The US Debt Crisis and Japan
July 28, 2011 7 Comments
There has been a lot of talk these past few weeks about the possibility of the US defaulting on its debt obligations and the government’s need (or in the eyes of members of the Tea Party, lack thereof) to raise the debt ceiling.With both parties caught in a state of political deadlock, the probability of the former is growing with every passing day a deal isn’t brokered.
It would be unnecessary to explain exactly why default would be bad for the US economy. That much is evident to even those who do not follow the news. What isn’t as obvious is this: how will a US default on its debt obligations affect Japan, the Japanese economy and its people?
Let’s start with the basics: currency. With the current uncertainty about the future and state of the American economy and with the ongoing debt crises in major European countries, many investors are fleeing Western countries to safer havens. One such haven is Japan, as the yen rose to 77.95 yen per US dollar. Fundamental economics knowledge dictates that a higher yen yields more expensive exports from Japan, thereby negatively impacting Japanese exporters and those who work for such companies. Expect the government to print more money to ease pressure on exporters if the pattern of the strong yen continues in the mid to long term. Job prospects will likely weaken, and unemployment figures will remain where they are, if not experience a rise in the coming months.
(To those who wonder why Japan’s yen remains strong despite meagre economic prospects and a high debt to GDP ratio, read this article).
It’s also worth noting that the United States is Japan’s second largest import/export partner. As an export-oriented country, Japan will be hard hit if the US defaults on its debt. Take Toyota as an simple but effective example. Toyota makes more money in North America than it does anywhere else. Period. With North America as its largest market and with the United States making up most of the continents’ consumption, Toyota will be adversely affected if Americans don’t have the means to purchase new cars. The same applies to a number of prominent Japanese manufacturers, and devastating effects will be felt by Japanese businesses and by those who are employed under them back in the Land of the Rising Sun and elsewhere around the world.
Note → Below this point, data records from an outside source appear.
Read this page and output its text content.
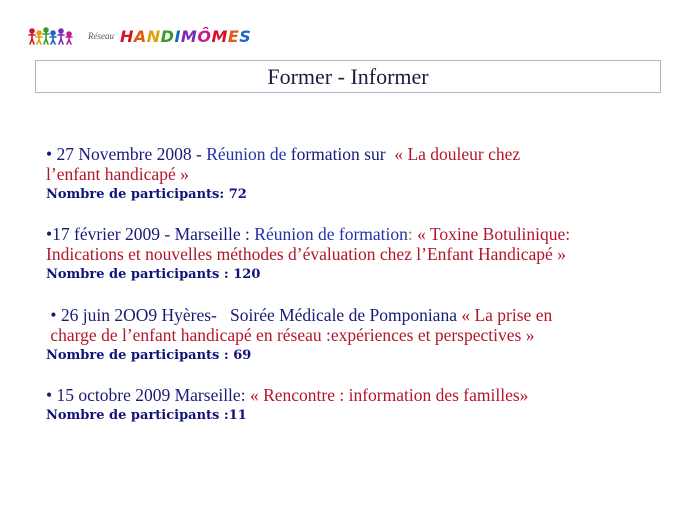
Réseau HANDIMÔMES
Former - Informer
• 27 Novembre 2008 - Réunion de formation sur « La douleur chez
l’enfant handicapé »
Nombre de participants: 72
•17 février 2009 - Marseille : Réunion de formation: « Toxine Botulinique:
Indications et nouvelles méthodes d’évaluation chez l’Enfant Handicapé »
Nombre de participants : 120
• 26 juin 2OO9 Hyères- Soirée Médicale de Pomponiana « La prise en
charge de l’enfant handicapé en réseau :expériences et perspectives »
Nombre de participants : 69
• 15 octobre 2009 Marseille: « Rencontre : information des familles»
Nombre de participants :11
And that’s just the tip of the iceberg. Also remember that…
- Japan is the second largest foreign holder of US Treasuries in the world.
- Much of Japan’s defence is reliant on US cooperation, which may be scaled back in the event of default and domestic obligations.
- Japan’s major trade partners all have strong ties to the United States, and a US default would filter down to negatively impact these relationships as well.
All we can do now is hope and pray that the United States doesn’t default; for if it does, it spells enormous trouble for Japan and may well be the last push Japan experiences before it’s thrown into its own debt fiasco.